A.I.’s Most Important Dataset Gets a Privacy Overhaul, a Decade Too Late
The authors of the image dataset that changed the world have made one long-overdue tweak
ImageNet is arguably the most important dataset in recent A.I. history. It’s a collection of millions of images that were compiled in 2009 to test a simple idea: If a computer vision algorithm had more examples to learn from, would it be more accurate? Were the underperforming algorithms of the day simply starved for data?
To encourage others to test the same hypothesis, the authors of ImageNet started a competition to see who could train the most accurate algorithm using the dataset. By 2012, results from the academic competition had attracted the full attention of tech industry giants, who began to compete and hire winners. It is no exaggeration to say that the results from the ImageNet competition gave rise to the A.I. boom we’re in today.
Now, more than a decade after its debut, ImageNet’s authors have made a tweak to the dataset that changed the world: They’ve blurred all the faces.
“The dataset was created to benchmark object recognition — at a time when it barely worked,” the researchers wrote in a blog post announcing the change. “Today, computer vision is in real-world systems impacting people’s Internet experience and daily lives. An emerging problem now is how to make sure computer vision is fair and preserves people’s privacy.”
ImageNet is actually two datasets: A full version that contains more than 14 million images, and a smaller one used for the competition, with just over 1 million images. This change has been made to the smaller, more available version of the dataset, which hosts 1,000 categories of images. Only three categories actually include images of people: “scuba diver,” “bridegroom,” and “baseball player.” It’s freely available on the ImageNet website. The full version of ImageNet, which spans more than 10,000 classes, contains 2,832 subcategories in its “person” category and requires permission from the ImageNet team to download.
This isn’t the first time ImageNet authors have had to edit one of their datasets in response to an ethical problem, like racial inequities in the data. In 2019, artist Trevor Paglen released “ImageNet Roulette,” where people could upload selfies and see what ImageNet class they would be sorted into. People with darker skin were invariably sorted into offensive and reductive classes, like “Black African” or “Negroid,” rather than classes like “handsome” or “doctor.”

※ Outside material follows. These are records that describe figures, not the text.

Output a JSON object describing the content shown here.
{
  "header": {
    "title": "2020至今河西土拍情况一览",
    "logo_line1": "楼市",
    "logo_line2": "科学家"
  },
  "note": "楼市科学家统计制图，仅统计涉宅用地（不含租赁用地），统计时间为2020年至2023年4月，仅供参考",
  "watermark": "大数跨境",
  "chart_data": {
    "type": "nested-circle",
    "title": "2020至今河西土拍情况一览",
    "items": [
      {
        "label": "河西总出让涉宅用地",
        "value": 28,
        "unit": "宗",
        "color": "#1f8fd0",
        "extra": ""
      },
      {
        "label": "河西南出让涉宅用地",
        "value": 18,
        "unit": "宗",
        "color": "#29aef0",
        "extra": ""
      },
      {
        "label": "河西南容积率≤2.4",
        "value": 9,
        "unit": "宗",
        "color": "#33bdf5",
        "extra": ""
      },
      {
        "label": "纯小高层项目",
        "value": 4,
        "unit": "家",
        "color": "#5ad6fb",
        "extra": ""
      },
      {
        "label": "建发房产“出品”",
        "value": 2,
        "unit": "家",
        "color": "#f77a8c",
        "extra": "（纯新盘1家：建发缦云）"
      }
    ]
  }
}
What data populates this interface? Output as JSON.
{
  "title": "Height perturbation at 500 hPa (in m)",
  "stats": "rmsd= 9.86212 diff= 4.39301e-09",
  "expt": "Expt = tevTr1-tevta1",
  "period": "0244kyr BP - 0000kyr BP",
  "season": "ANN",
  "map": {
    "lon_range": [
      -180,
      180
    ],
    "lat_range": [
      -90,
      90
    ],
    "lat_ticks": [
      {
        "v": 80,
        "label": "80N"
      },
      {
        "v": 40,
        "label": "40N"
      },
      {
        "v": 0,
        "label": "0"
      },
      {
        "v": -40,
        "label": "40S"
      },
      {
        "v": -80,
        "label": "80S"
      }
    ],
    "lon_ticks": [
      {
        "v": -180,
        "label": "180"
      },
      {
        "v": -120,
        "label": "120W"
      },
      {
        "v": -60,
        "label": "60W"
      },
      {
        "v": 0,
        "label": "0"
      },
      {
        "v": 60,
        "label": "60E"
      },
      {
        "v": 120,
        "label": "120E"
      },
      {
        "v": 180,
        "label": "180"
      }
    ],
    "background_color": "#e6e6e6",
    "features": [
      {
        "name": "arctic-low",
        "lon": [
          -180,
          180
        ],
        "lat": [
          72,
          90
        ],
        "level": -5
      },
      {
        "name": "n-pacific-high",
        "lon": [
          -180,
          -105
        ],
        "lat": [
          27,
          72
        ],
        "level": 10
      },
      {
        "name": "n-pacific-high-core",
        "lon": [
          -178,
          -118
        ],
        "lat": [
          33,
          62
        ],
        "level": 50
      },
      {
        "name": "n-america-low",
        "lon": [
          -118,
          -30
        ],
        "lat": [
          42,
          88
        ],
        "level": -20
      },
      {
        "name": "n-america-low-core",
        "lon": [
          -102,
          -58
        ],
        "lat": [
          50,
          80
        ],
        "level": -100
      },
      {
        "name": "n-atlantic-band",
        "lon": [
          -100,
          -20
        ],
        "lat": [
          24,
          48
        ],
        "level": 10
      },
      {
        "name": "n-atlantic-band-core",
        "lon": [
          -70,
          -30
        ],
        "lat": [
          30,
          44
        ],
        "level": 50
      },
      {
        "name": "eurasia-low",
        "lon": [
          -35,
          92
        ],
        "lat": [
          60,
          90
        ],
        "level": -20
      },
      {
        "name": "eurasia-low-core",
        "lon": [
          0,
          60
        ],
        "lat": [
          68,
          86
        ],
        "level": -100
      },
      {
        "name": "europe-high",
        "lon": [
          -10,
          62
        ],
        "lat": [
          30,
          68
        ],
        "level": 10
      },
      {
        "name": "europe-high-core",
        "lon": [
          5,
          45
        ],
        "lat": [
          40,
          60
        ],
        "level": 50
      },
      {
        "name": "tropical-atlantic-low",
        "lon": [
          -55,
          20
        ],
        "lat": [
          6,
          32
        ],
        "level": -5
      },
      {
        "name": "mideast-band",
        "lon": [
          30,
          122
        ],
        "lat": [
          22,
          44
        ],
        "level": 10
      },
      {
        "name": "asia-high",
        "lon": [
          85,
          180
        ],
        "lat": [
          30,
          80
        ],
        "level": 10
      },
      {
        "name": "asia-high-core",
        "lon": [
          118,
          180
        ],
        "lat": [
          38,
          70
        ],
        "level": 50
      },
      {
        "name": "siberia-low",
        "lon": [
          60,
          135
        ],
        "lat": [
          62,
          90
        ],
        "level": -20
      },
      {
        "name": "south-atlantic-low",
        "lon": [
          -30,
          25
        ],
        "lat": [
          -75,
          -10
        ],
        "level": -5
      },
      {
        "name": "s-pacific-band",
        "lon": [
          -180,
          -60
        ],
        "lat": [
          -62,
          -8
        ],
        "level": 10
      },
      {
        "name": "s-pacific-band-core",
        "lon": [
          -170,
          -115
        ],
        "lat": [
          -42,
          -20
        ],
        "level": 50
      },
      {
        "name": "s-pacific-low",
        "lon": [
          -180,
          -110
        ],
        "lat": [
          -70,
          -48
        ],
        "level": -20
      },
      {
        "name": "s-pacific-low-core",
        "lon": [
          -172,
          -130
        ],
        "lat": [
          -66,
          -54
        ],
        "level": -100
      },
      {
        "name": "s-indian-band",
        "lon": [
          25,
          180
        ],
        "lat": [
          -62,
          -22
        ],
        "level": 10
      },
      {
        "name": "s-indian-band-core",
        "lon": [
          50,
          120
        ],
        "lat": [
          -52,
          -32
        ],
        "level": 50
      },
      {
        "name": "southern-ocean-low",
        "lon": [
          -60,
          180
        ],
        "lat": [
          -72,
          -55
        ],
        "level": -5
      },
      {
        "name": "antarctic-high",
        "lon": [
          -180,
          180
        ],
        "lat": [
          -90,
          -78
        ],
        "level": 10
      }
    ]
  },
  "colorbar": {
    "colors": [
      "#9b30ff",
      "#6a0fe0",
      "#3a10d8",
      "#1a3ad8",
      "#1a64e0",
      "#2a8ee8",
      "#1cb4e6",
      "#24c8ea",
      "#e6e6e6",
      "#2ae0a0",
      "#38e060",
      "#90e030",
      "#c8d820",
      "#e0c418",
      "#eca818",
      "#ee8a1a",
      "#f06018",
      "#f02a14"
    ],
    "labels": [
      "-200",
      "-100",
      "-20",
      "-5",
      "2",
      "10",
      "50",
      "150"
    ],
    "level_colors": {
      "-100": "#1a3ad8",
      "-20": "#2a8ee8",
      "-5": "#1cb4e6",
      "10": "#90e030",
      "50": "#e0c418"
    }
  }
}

Soon after, ImageNet authors audited the dataset, released a paper detailing the results, and removed the offending sets of image categories from the larger dataset. The change deleted more than 600,000 images.
ImageNet’s history shines some light on how these offensive and privacy-averse images made it into the dataset in the first place. The dataset’s creators didn’t dream up these categories by themselves: Instead, they relied on a preexisting dataset of words called WordNet, which was created in the late 1980s by Princeton psychologist George Miller and was an effort to organize the English language into a hierarchy. The “furniture” category would contain the words “desk” and “chair.” You might recognize this as similar to the way a computer’s folders work.
ImageNet authors decided to construct their dataset by taking the nouns from WordNet and scraping the internet to find examples. They then paid Amazon Mechanical Turk workers to match images to the correct category. This strategy inherited WordNet’s worst qualities and ultimately collected images of thousands of people without their consent. Data labeling through the use of Mechanical Turk has also been shown to have serious shortcomings, as workers might not understand the data they’re labeling or may label incorrectly to satisfy poorly defined objectives of the task. But compiling and tagging millions of images is labor-intensive and difficult to automate, because this is the data needed to teach A.I. algorithms in the first place.
However, ImageNet authors also shared evidence that making A.I. datasets private by default doesn’t meaningfully hinder how well they perform. Algorithms trained on the blurred images for certain tasks faced only a “marginal” loss of accuracy, the blog post says.
ImageNet paved the way for large-scale A.I. databases in the 2010s. But as its flaws have been laid bare, it’s becoming refreshingly clear that nobody is exempt from the implications data collection can have—not even the dataset that made the field what it is today.